The findings directly answer the research question—why stakeholders cannot effectively collaborate under current institutional arrangements for low-income housing in Pakistan—by demonstrating how multi-layered institutional complexity, constrained government capacity, legislative weaknesses, political interference, and policy/practice gaps intersect to suppress collaborative action. The GLIPP framework integrates these domains, placing government capacity at the nexus with two-way linkages to legislation, political leadership, and institutional arrangements, and one-way impacts from policy gaps and political will on government processes. The study explains how effects cascade into a poor collaboration environment (e.g., fragmented stakeholder engagement, underutilized expertise, and weak civic infrastructure), undermining planning approvals, enforcement, and delivery. These insights have substantial relevance to urban governance and housing policy, illustrating that strengthening institutional coherence, depoliticizing appointments, improving legislative clarity/enforcement (notably foreclosure laws and real estate regulation), and aligning finance policy with macroeconomic realities are prerequisites for effective public–private–civic collaboration and for achieving SDG 11 targets on affordable housing.

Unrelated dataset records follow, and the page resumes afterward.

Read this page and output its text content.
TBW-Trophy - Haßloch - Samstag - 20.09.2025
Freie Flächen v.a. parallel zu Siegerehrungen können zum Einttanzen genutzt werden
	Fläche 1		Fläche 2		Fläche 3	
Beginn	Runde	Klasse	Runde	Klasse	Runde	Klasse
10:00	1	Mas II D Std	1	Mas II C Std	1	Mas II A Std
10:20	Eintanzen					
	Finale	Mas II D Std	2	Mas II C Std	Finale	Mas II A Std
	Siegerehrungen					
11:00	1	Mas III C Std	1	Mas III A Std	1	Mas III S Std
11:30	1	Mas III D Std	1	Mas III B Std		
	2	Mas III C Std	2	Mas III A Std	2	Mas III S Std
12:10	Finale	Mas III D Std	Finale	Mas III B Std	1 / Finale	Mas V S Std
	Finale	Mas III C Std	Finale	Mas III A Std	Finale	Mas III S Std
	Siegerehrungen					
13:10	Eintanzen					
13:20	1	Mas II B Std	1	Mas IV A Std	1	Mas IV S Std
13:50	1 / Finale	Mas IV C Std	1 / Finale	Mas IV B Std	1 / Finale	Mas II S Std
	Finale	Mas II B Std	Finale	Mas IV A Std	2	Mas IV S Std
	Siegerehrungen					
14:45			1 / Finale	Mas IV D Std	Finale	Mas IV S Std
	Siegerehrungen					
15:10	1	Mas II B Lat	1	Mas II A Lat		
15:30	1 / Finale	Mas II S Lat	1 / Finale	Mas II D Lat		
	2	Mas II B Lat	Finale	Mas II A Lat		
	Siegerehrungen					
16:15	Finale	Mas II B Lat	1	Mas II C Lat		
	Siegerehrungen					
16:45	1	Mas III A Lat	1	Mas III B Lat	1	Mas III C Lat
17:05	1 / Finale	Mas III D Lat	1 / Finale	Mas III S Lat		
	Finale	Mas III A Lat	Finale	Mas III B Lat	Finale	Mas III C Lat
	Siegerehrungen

This study contributes a stakeholder-informed, context-specific framework (GLIPP) that conceptualizes cross-cutting barriers to collaboration in low-income housing provision in Pakistan. It reveals how government capacity constraints, legislative shortcomings, institutional complexity, policy/practice gaps, and political will/intervention collectively disrupt coordinated action across state, market, and civil society actors. Practically, the study recommends: (1) revising organizational hierarchies to reduce duplication and clarify roles (e.g., umbrella structures, decentralization, defined supervisory functions); (2) enabling collaborative alliances with private and civil actors through open tendering, PPPs, joint ventures, cross-subsidy mechanisms, and inclusive, participatory policy-making; and (3) fostering civic responsibility and market segmentation strategies to better match products to low-income needs and accelerate delivery (e.g., build-and-sell). Future research should apply and refine GLIPP across different regional and institutional contexts, examine project-level collaborations, and empirically evaluate the impact of specific institutional reforms and finance policies on low-income housing outcomes.
The study is a qualitative case study centered on Lahore (with federal perspectives from Islamabad) and relies on purposive sampling and stakeholder interviews, which may limit generalizability. Data are perception-based and context-dependent, and while reflexivity was employed to mitigate bias, self-reporting and institutional sensitivities may influence responses. The research primarily diagnoses barriers and only preliminarily outlines solutions; it does not quantitatively evaluate policy impacts or collaborative interventions. Broader, multi-city, mixed-method studies and project-level evaluations are needed to validate and extend the GLIPP framework and proposed reforms.